Une expérience qui a pesé dans le choix de retenir les Vosges pour expérimenter la Garantie jeunes, « parce que dans les Vosges, tout le monde est partant pour aller dans le même sens ».

La garantie Jeunes s’adresse aux jeunes de 18 à 25 en grande difficulté. 450€ leur seront accordés, pour remettre le pied à l’étrier et les mener vers l’emploi. « Il y a des jeunes en telles difficultés qu’ils ne peuvent même pas se déplacer pour répondre à une offre », illustre Michel Sapin.

Une ressource pour sortir du cercle vicieux

« Ou ils ont de tels problèmes de santé qu’ils ne tiennent pas dans un poste. Il faut un minimum de stabilité pour trouver un emploi. Cette allocation n’est pas de l’assistanat, c’est une ressource pour se sortir d’un cercle vicieux. C’est une aide pour se former et travailler ». La garantie jeunes sera en application dans les Vosges à partir du 1er octobre, couplé au dispositif « jeunes prêts à bosser ».

Plan d’accès à l’emploi

« La garantie jeunes n’est pas en concurrence avec l’alternance, qui reste pour l’instant sans changement mais sera modernisé avec un niveau d’aide plus important pour les entreprises d’accueil, assure le Ministre. On va expérimenter et voir ce qu’il se passe. Aucun outil n’est une solution en soi, c’est l’ensemble qui portera ses fruits ». Elle rejoint pour la période 2013-2015, les autres dispositifs emplois d’avenir, contrat de génération et alternance dans un plan d’accès à l’emploi pour 500 jeunes signés par l’État, la Région et le Département.

Une aide qui permet l’embauche

Les contrats aidés permettent aux petites communes rurales, d’accéder à l’embauche.
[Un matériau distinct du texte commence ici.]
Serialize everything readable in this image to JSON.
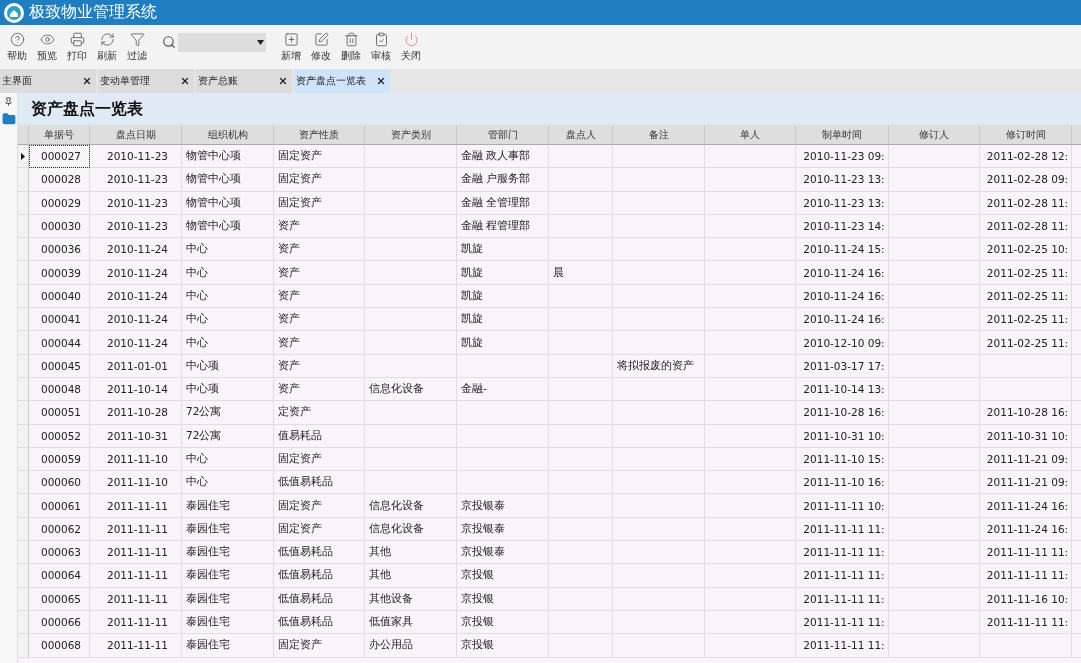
{
  "app": {
    "title": "极致物业管理系统"
  },
  "toolbar": [
    {
      "kind": "help",
      "label": "帮助"
    },
    {
      "kind": "preview",
      "label": "预览"
    },
    {
      "kind": "print",
      "label": "打印"
    },
    {
      "kind": "refresh",
      "label": "刷新"
    },
    {
      "kind": "filter",
      "label": "过滤"
    },
    {
      "kind": "search"
    },
    {
      "kind": "add",
      "label": "新增"
    },
    {
      "kind": "edit",
      "label": "修改"
    },
    {
      "kind": "delete",
      "label": "删除"
    },
    {
      "kind": "audit",
      "label": "审核"
    },
    {
      "kind": "close",
      "label": "关闭"
    }
  ],
  "tabs": [
    {
      "label": "主界面",
      "selected": false
    },
    {
      "label": "变动单管理",
      "selected": false
    },
    {
      "label": "资产总账",
      "selected": false
    },
    {
      "label": "资产盘点一览表",
      "selected": true
    }
  ],
  "page_title": "资产盘点一览表",
  "table": {
    "columns": [
      "单据号",
      "盘点日期",
      "组织机构",
      "资产性质",
      "资产类别",
      "管部门",
      "盘点人",
      "备注",
      "单人",
      "制单时间",
      "修订人",
      "修订时间"
    ],
    "rows": [
      {
        "selected": true,
        "cells": [
          "000027",
          "2010-11-23",
          "物管中心项",
          "固定资产",
          "",
          "金融 政人事部",
          "",
          "",
          "",
          "2010-11-23 09:",
          "",
          "2011-02-28 12:"
        ]
      },
      {
        "selected": false,
        "cells": [
          "000028",
          "2010-11-23",
          "物管中心项",
          "固定资产",
          "",
          "金融 户服务部",
          "",
          "",
          "",
          "2010-11-23 13:",
          "",
          "2011-02-28 09:"
        ]
      },
      {
        "selected": false,
        "cells": [
          "000029",
          "2010-11-23",
          "物管中心项",
          "固定资产",
          "",
          "金融 全管理部",
          "",
          "",
          "",
          "2010-11-23 13:",
          "",
          "2011-02-28 11:"
        ]
      },
      {
        "selected": false,
        "cells": [
          "000030",
          "2010-11-23",
          "物管中心项",
          "资产",
          "",
          "金融 程管理部",
          "",
          "",
          "",
          "2010-11-23 14:",
          "",
          "2011-02-28 11:"
        ]
      },
      {
        "selected": false,
        "cells": [
          "000036",
          "2010-11-24",
          "中心",
          "资产",
          "",
          "凯旋",
          "",
          "",
          "",
          "2010-11-24 15:",
          "",
          "2011-02-25 10:"
        ]
      },
      {
        "selected": false,
        "cells": [
          "000039",
          "2010-11-24",
          "中心",
          "资产",
          "",
          "凯旋",
          "晨",
          "",
          "",
          "2010-11-24 16:",
          "",
          "2011-02-25 11:"
        ]
      },
      {
        "selected": false,
        "cells": [
          "000040",
          "2010-11-24",
          "中心",
          "资产",
          "",
          "凯旋",
          "",
          "",
          "",
          "2010-11-24 16:",
          "",
          "2011-02-25 11:"
        ]
      },
      {
        "selected": false,
        "cells": [
          "000041",
          "2010-11-24",
          "中心",
          "资产",
          "",
          "凯旋",
          "",
          "",
          "",
          "2010-11-24 16:",
          "",
          "2011-02-25 11:"
        ]
      },
      {
        "selected": false,
        "cells": [
          "000044",
          "2010-11-24",
          "中心",
          "资产",
          "",
          "凯旋",
          "",
          "",
          "",
          "2010-12-10 09:",
          "",
          "2011-02-25 11:"
        ]
      },
      {
        "selected": false,
        "cells": [
          "000045",
          "2011-01-01",
          "中心项",
          "资产",
          "",
          "",
          "",
          "将拟报废的资产",
          "",
          "2011-03-17 17:",
          "",
          ""
        ]
      },
      {
        "selected": false,
        "cells": [
          "000048",
          "2011-10-14",
          "中心项",
          "资产",
          "信息化设备",
          "金融-",
          "",
          "",
          "",
          "2011-10-14 13:",
          "",
          ""
        ]
      },
      {
        "selected": false,
        "cells": [
          "000051",
          "2011-10-28",
          "72公寓",
          "定资产",
          "",
          "",
          "",
          "",
          "",
          "2011-10-28 16:",
          "",
          "2011-10-28 16:"
        ]
      },
      {
        "selected": false,
        "cells": [
          "000052",
          "2011-10-31",
          "72公寓",
          "值易耗品",
          "",
          "",
          "",
          "",
          "",
          "2011-10-31 10:",
          "",
          "2011-10-31 10:"
        ]
      },
      {
        "selected": false,
        "cells": [
          "000059",
          "2011-11-10",
          "中心",
          "固定资产",
          "",
          "",
          "",
          "",
          "",
          "2011-11-10 15:",
          "",
          "2011-11-21 09:"
        ]
      },
      {
        "selected": false,
        "cells": [
          "000060",
          "2011-11-10",
          "中心",
          "低值易耗品",
          "",
          "",
          "",
          "",
          "",
          "2011-11-10 16:",
          "",
          "2011-11-21 09:"
        ]
      },
      {
        "selected": false,
        "cells": [
          "000061",
          "2011-11-11",
          "泰园住宅",
          "固定资产",
          "信息化设备",
          "京投银泰",
          "",
          "",
          "",
          "2011-11-11 10:",
          "",
          "2011-11-24 16:"
        ]
      },
      {
        "selected": false,
        "cells": [
          "000062",
          "2011-11-11",
          "泰园住宅",
          "固定资产",
          "信息化设备",
          "京投银泰",
          "",
          "",
          "",
          "2011-11-11 11:",
          "",
          "2011-11-24 16:"
        ]
      },
      {
        "selected": false,
        "cells": [
          "000063",
          "2011-11-11",
          "泰园住宅",
          "低值易耗品",
          "其他",
          "京投银泰",
          "",
          "",
          "",
          "2011-11-11 11:",
          "",
          "2011-11-11 11:"
        ]
      },
      {
        "selected": false,
        "cells": [
          "000064",
          "2011-11-11",
          "泰园住宅",
          "低值易耗品",
          "其他",
          "京投银",
          "",
          "",
          "",
          "2011-11-11 11:",
          "",
          "2011-11-11 11:"
        ]
      },
      {
        "selected": false,
        "cells": [
          "000065",
          "2011-11-11",
          "泰园住宅",
          "低值易耗品",
          "其他设备",
          "京投银",
          "",
          "",
          "",
          "2011-11-11 11:",
          "",
          "2011-11-16 10:"
        ]
      },
      {
        "selected": false,
        "cells": [
          "000066",
          "2011-11-11",
          "泰园住宅",
          "低值易耗品",
          "低值家具",
          "京投银",
          "",
          "",
          "",
          "2011-11-11 11:",
          "",
          "2011-11-11 11:"
        ]
      },
      {
        "selected": false,
        "cells": [
          "000068",
          "2011-11-11",
          "泰园住宅",
          "固定资产",
          "办公用品",
          "京投银",
          "",
          "",
          "",
          "2011-11-11 11:",
          "",
          ""
        ]
      }
    ]
  }
}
Dans les services aussi. Jacky Puget, directeur de la maison de retraite de Neufchâteau vient de recruter 4 personnes en emplois avenir. Il suggère de réfléchir à une prolongation de l’aide, pour permettre de pérenniser les emplois au delà des limites du contrat.

Une exigence de formation

« L’emploi avenir est un véritable emploi et une vraie formation, se félicite Michel Sapin. Il y a une exigence de formation et il permet de passer le cap du 1er emploi pour les jeunes. Le capital personnel d’un jeune, c’est son capital formation ! ».

Mais certains emplois ne trouvent pas preneur, comme le déplore Etienne Deslaurier, chef d’entreprise de la scierie de Bazoilles-sur-Meuse. Un problème auquel le gouvernement va s’attaquer énergiquement. « Il faut sortir du discours et passer à l’opérationnel ».

Pourvoir les emplois non pourvus

« Le gouvernement a voulu qu’on entre dans le détail, explique le Ministre. Une liste précise des emplois non pourvus va être établie. On en a répérés 1300 au niveau national. Et on mettra en face des gens, des formations et des adaptations. Un financement a été dégagé au niveau national. A partir du 15 septembre, je veux qu’on règle cette situation ».

Des savoir faire historiques

Laurent Thuus, directeur de la fromagerie Rians-Triballat et Dominique Weber ont fait part des difficultés du secteur  de l’agroalimentaire et de l’ameublement. « Les Vosges ont des équipes motivées et des Savoir-faire historiques, plaide Dominique Weber, président du PLAB (Pôle lorrain de l’ameublement bois) et également PDG de WM88 (ex-Manuest . Il faut que l’État se batte pour les sauver car s’ils disparaissent en silence, ils ne reviendront plus ! ».

Ils connaissent la région

Le département souffre, et comme le disent les militants cégétistes : « On a morflé ! », et pas seulement les jeunes ! Les visites des Ministres ne règlent rien, Christian Franqueville, député à l’initiative de leur venue en a conscience, mais assure-t-il, quand ils repartent, ils ont une vraie connaissance de la Région.

Michel Sapin est le 3e ministre, après Guillaume Garot, Ministre délégué à l’agroalimentaire et Aurélie Filippetti, Ministre de la culture, à s’aventurer dans les Vosges et à en découvrir la réalité sur le terrain.